A world of marvelously clashing cultures and a need for definition

This season was obviously different for me - my first year celebrating Christmas as a Catholic. Everything revolves around my Catholicism it seems. Sometimes it is difficult to distinguish between what might be an authentic conversion or the sheer novelty of a new religious landscape. I hope it is a little of both, because a little of both is just the right combination to make sense to the world around me. Spirituality must always have an aesthetic limb, or else it is simply untranslatable to the world around it.
I was able to drag my family along into a midnight Mass with me this year. It went over much better than last year. I am only curious as to what was floating through their minds as we participated in the Mass. I can understand the tension that must exist in their minds. Their awareness of my mind, associated with a separate sort of convictions, must spark a need for them to reconcile with the difference between my beliefs and their own.
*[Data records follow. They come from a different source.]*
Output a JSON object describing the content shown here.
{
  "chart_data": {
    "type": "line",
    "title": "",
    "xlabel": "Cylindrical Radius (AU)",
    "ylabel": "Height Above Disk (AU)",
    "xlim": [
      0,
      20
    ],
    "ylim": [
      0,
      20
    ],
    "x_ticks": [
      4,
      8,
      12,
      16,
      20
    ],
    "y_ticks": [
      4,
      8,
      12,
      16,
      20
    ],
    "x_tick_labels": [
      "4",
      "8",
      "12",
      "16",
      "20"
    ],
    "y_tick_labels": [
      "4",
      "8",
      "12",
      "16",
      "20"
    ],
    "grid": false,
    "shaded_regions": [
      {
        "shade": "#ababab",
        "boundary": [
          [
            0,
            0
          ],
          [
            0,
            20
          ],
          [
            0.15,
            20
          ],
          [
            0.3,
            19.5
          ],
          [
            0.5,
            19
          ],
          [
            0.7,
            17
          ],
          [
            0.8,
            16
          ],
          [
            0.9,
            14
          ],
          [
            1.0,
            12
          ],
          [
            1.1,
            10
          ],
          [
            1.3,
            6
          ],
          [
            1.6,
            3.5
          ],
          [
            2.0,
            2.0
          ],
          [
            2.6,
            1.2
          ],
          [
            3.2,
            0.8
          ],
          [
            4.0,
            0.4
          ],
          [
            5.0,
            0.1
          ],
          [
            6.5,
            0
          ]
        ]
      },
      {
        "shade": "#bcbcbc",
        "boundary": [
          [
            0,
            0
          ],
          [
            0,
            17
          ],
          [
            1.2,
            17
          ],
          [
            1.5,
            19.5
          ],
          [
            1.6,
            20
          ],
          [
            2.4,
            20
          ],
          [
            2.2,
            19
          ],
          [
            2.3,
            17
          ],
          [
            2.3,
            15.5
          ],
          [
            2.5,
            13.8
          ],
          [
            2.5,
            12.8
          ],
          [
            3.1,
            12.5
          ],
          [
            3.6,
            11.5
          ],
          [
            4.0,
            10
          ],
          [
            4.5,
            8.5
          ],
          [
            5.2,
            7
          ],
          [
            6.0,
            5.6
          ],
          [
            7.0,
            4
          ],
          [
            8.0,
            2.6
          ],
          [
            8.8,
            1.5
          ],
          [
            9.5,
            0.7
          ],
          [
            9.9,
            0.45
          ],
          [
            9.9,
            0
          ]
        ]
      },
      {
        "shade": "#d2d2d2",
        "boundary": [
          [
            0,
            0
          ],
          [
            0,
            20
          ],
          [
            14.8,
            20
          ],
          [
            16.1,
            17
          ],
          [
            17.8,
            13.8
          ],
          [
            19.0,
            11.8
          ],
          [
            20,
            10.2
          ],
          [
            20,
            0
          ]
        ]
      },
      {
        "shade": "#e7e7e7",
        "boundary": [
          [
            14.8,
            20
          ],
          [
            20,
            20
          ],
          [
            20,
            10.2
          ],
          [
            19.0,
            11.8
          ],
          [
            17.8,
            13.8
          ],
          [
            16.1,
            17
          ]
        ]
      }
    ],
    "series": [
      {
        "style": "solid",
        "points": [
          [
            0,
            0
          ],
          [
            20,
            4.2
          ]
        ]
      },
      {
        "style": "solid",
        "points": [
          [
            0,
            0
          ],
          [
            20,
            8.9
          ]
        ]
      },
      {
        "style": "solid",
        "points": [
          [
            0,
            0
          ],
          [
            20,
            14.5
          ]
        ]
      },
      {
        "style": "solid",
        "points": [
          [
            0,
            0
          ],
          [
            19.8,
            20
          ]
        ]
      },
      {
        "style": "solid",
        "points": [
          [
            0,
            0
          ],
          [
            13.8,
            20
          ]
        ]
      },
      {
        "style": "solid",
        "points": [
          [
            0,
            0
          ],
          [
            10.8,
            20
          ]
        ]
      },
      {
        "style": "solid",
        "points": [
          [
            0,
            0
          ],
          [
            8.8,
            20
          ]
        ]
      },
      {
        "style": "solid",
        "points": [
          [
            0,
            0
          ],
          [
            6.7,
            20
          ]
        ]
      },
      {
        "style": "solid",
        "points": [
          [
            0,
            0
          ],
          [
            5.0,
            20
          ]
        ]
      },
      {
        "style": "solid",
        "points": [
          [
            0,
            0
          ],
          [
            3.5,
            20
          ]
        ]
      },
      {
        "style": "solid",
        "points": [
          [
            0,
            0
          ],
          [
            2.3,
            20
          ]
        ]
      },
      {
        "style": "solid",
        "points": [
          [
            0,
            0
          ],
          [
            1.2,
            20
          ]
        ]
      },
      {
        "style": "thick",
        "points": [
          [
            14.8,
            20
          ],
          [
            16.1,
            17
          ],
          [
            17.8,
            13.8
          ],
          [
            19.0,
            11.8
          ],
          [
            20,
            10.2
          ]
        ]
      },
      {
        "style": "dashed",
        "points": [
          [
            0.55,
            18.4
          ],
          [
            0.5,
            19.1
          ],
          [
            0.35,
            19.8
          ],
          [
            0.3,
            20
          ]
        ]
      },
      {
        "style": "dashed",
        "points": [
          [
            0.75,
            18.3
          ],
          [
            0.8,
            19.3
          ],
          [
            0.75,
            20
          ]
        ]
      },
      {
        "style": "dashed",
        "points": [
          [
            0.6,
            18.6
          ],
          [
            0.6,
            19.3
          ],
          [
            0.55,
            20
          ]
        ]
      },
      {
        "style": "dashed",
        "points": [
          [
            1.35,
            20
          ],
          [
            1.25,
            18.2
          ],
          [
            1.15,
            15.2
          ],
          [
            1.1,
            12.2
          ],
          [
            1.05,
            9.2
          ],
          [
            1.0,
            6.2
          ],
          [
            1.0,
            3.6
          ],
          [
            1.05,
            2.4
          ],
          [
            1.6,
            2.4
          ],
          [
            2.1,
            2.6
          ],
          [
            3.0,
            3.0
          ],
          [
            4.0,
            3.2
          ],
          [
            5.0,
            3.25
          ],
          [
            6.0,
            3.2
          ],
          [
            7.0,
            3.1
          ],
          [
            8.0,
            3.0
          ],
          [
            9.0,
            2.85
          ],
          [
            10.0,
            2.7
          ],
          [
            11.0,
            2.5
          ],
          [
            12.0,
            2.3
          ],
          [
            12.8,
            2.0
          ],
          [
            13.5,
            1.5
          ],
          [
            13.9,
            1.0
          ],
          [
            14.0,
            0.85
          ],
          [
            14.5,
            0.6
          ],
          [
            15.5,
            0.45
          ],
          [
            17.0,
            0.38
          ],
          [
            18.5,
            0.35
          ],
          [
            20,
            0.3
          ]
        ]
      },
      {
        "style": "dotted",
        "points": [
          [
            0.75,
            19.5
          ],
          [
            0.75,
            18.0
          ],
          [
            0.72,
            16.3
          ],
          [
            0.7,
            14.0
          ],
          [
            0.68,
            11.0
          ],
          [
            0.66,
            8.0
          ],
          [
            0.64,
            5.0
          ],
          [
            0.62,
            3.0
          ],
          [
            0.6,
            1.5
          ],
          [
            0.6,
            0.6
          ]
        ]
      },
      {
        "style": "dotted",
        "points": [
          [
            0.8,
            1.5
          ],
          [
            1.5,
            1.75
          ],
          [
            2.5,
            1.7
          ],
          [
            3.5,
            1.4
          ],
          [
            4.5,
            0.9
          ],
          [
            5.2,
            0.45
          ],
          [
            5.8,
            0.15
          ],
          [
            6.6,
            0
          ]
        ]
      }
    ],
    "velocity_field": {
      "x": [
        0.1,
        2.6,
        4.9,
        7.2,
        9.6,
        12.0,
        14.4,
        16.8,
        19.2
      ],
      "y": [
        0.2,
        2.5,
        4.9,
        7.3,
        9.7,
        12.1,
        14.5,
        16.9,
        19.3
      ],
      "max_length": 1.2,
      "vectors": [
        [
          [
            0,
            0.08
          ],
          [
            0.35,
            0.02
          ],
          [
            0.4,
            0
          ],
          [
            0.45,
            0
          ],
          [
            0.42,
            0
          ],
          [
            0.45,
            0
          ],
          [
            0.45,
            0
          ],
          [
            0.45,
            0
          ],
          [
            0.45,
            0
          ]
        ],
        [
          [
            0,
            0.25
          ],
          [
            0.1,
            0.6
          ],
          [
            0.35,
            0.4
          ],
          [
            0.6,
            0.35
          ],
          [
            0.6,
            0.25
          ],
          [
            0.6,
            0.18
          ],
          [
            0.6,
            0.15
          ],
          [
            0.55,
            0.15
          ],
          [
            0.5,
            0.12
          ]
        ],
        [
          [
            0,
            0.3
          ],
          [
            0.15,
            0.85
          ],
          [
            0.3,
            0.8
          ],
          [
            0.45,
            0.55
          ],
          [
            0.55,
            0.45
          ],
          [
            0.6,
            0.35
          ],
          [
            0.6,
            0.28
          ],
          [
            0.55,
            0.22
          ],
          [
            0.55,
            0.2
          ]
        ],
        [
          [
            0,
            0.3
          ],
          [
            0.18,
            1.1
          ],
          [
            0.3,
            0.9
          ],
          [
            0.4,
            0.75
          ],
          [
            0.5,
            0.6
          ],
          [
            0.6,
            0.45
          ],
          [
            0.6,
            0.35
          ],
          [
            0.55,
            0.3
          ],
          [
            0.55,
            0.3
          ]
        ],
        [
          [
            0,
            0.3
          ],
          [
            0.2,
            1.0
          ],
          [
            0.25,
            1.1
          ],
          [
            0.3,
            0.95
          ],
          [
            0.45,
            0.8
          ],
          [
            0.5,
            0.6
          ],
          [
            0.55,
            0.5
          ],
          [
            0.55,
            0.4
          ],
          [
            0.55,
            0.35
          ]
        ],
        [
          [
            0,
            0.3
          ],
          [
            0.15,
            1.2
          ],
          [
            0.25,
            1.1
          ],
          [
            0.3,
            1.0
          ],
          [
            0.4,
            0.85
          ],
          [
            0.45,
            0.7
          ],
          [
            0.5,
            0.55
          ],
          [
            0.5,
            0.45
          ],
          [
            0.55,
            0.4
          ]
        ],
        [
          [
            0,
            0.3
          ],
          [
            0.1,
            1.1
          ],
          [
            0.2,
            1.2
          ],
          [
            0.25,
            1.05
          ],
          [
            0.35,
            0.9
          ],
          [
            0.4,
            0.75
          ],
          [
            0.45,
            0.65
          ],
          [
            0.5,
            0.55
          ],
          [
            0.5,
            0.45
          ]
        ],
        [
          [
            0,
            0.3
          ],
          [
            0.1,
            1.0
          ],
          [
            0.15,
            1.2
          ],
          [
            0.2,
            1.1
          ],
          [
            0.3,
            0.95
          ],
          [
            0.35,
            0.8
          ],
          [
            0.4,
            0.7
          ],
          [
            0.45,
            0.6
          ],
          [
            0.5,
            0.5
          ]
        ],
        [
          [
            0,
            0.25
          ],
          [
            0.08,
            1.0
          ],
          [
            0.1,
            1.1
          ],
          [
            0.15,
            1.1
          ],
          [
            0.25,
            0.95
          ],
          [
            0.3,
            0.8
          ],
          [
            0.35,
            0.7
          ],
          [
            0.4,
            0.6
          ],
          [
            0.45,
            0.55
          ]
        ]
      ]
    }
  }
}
At times, the only avoidance of broken relationships is to bull-shit through a conversation by ambiguous abstractions. Unfortunately, my convictions are rooted in articulated stances on what something is and what something isn’t (e.g., what faith is and what it isn’t, what the Church is and what it isn’t, what worship is and what it isn’t…) Not only so, but I am finding an increased ethical obligation to reference concrete points such as these when I am in a conversation. The poetic concepts that may be translated a million different ways by a million different people simply do nothing to help clarify who we are and what we believe as humans, or what SHOULD we believe. As this beautifully multicultural society in America expands more and more through the years, the need for clarity is becoming more imperative as we seek to understand what sort of people we are and what sort of people we should become as inheritors of all these different and diverse cultures and families. A social group that does not seek a category for itself is no group at all, and it deprives humans of a very definitive and objective human aspiration: that aspiration is to define ourselves. The more we seek unity without definition, the more we become sparse, disparate, and alone.
Because of this, our Holidays must have a definition. They must have objective value, and their cultural relevance simply can not be left in the dirt. To define things is not to exclude transcendence. This is why many people hate to confront theological topics or philosophical propositions, because they fear these propositions and arguments have lost the aesthetic and spiritual dimensions of human life and God. The element of life which is missed is that life must be defined before it can ever be transcended, or else there is nothing to transcend; such are the attributes we give to humans, God, myth, and religion. Anthropology, theology, and the rest of the sciences can only go too far, and too many people misunderstand that most theologians and scientists understand this. Theologians and other scholars only seek clarity. They want to understand the human condition to help the human condition. We can only begin by defining ourselves against the backdrop of statements that contradict each other. This is the essence of Truth on a conversational scale. It must be referenced, and once something is referenced, it has taken a stance on what it is and isn’t.